What does it mean to you to be in the top 10?
It means a lot to me, of course, because it’s a culmination of all the work I’ve done throughout my four years of high school. It shows that if you put your mind to something, you can get it done. I know I’ve taken a lot of advanced courses throughout these four years, so it gives me a sense of accomplishment, knowing I’ve done well enough.
What’s your advice for younger students?
No matter how much people tell you, don’t focus on ranks or grades: to some degree important, yes, there will be some competition around it, but just figure out what you want to do. Even if you’re taking courses in a wide variety of fields, try to focus on the things you’d like to do, because you might not get the opportunity to do them afterwards.
What advice would you give to your ninth-grade self?
Don’t procrastinate as much. It feels good to procrastinate for a couple of hours every night or something right before you do your work, but it becomes a habit then. Once you actually have a big project, it’s going to really bite you in the butt.
What are your thoughts on the current education system and the college admissions process?
I feel like people make it seem a lot more competitive than it actually is. It’s always “are you going to get into this Ivy League? Or did you get into UT? Or did you get capped or this or that?” At the end of the day, just once you keep yourself focused and know what you want to do, you’ll actually start to realize that even though people are creating all this hype and competition around it, in reality, even though you still have put in the work, it’s a lot easier to get into a good school or have a bright future than you think it is. As long as you have that idea and have the confidence you’ll do fine, so don’t worry about it too much.
What are your goals for the future? And how do you think your hard work will contribute to that?
I’m currently deciding between being an engineer or going into a healthcare field. I have taken many courses, like biology, chemistry and sciences that will help me with that endeavor. The preparation of a rigorous academic environment here at Coppell High School will help me in whatever future plans I have.
What’s your secret to success?
People say there’s no supplement for hard work. That’s pretty much it. Even if you don’t want to do something, just go out there. Even if you don’t think you have a good work ethic and you put everything up into the last minute, still get it done. Even if you don’t get the best grade on an assignment, you’ll always learn from whatever you do.
What’s the hardest lesson you had to learn during high school?
The hardest lesson probably is time management, not just in terms of procrastinating but you also want to do some fun stuff in high school. Join a club or two, go to this after school or that. When balancing all these things, look at your schedule, and at least have an idea of what you want to do so you can balance all those things and still be successful academically.

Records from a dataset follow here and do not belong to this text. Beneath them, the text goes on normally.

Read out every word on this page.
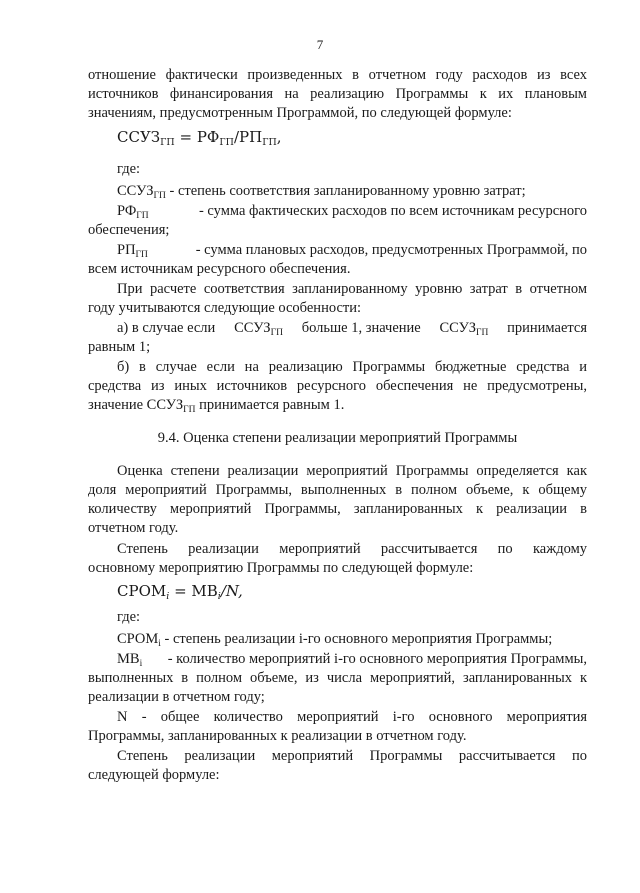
7
отношение фактически произведенных в отчетном году расходов из всех
источников финансирования на реализацию Программы к их плановым
значениям, предусмотренным Программой, по следующей формуле:
$ССУЗ_{ГП} = РФ_{ГП}/РП_{ГП}$,
где:
$ССУЗ_{ГП}$ - степень соответствия запланированному уровню затрат;
$РФ_{ГП}$	- сумма фактических расходов по всем источникам ресурсного
обеспечения;
$РП_{ГП}$	- сумма плановых расходов, предусмотренных Программой, по
всем источникам ресурсного обеспечения.
При расчете соответствия запланированному уровню затрат в отчетном
году учитываются следующие особенности:
а) в случае если $ССУЗ_{ГП}$ больше 1, значение $ССУЗ_{ГП}$ принимается
равным 1;
б) в случае если на реализацию Программы бюджетные средства и
средства из иных источников ресурсного обеспечения не предусмотрены,
значение $ССУЗ_{ГП}$ принимается равным 1.
9.4. Оценка степени реализации мероприятий Программы
Оценка степени реализации мероприятий Программы определяется как
доля мероприятий Программы, выполненных в полном объеме, к общему
количеству мероприятий Программы, запланированных к реализации в
отчетном году.
Степень реализации мероприятий рассчитывается по каждому
основному мероприятию Программы по следующей формуле:
$СРОМ_i = МВ_i/N$,
где:
$СРОМ_i$ - степень реализации i-го основного мероприятия Программы;
$МВ_i$ - количество мероприятий i-го основного мероприятия Программы,
выполненных в полном объеме, из числа мероприятий, запланированных к
реализации в отчетном году;
N - общее количество мероприятий i-го основного мероприятия
Программы, запланированных к реализации в отчетном году.
Степень реализации мероприятий Программы рассчитывается по
следующей формуле:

How did you stay motivated and what was your motivation throughout high school?
Of course, once ranks come out, there’s a bit of some intrinsic motivation like, “Hey, maybe I can go up one or two ranks” and stuff like that. But before that, what motivated me was that desire to do well and show that I can do stuff to the best of my ability, especially since I was always interested in math and science courses.
How much effort did you put into studying after school?
I would like to think I put a good amount of effort into studying after school. I wouldn’t study every day, I take breaks and stuff, but at least for one to two hours I try to do my homework and look over content. If I didn’t have the time, I tried to find time whenever I could; I have a release period this year, so of course, there’s time now. But in previous years, I had free time after I’d done all my work for other classes, so I would review stuff for another class that I was struggling in or needed some more time to review.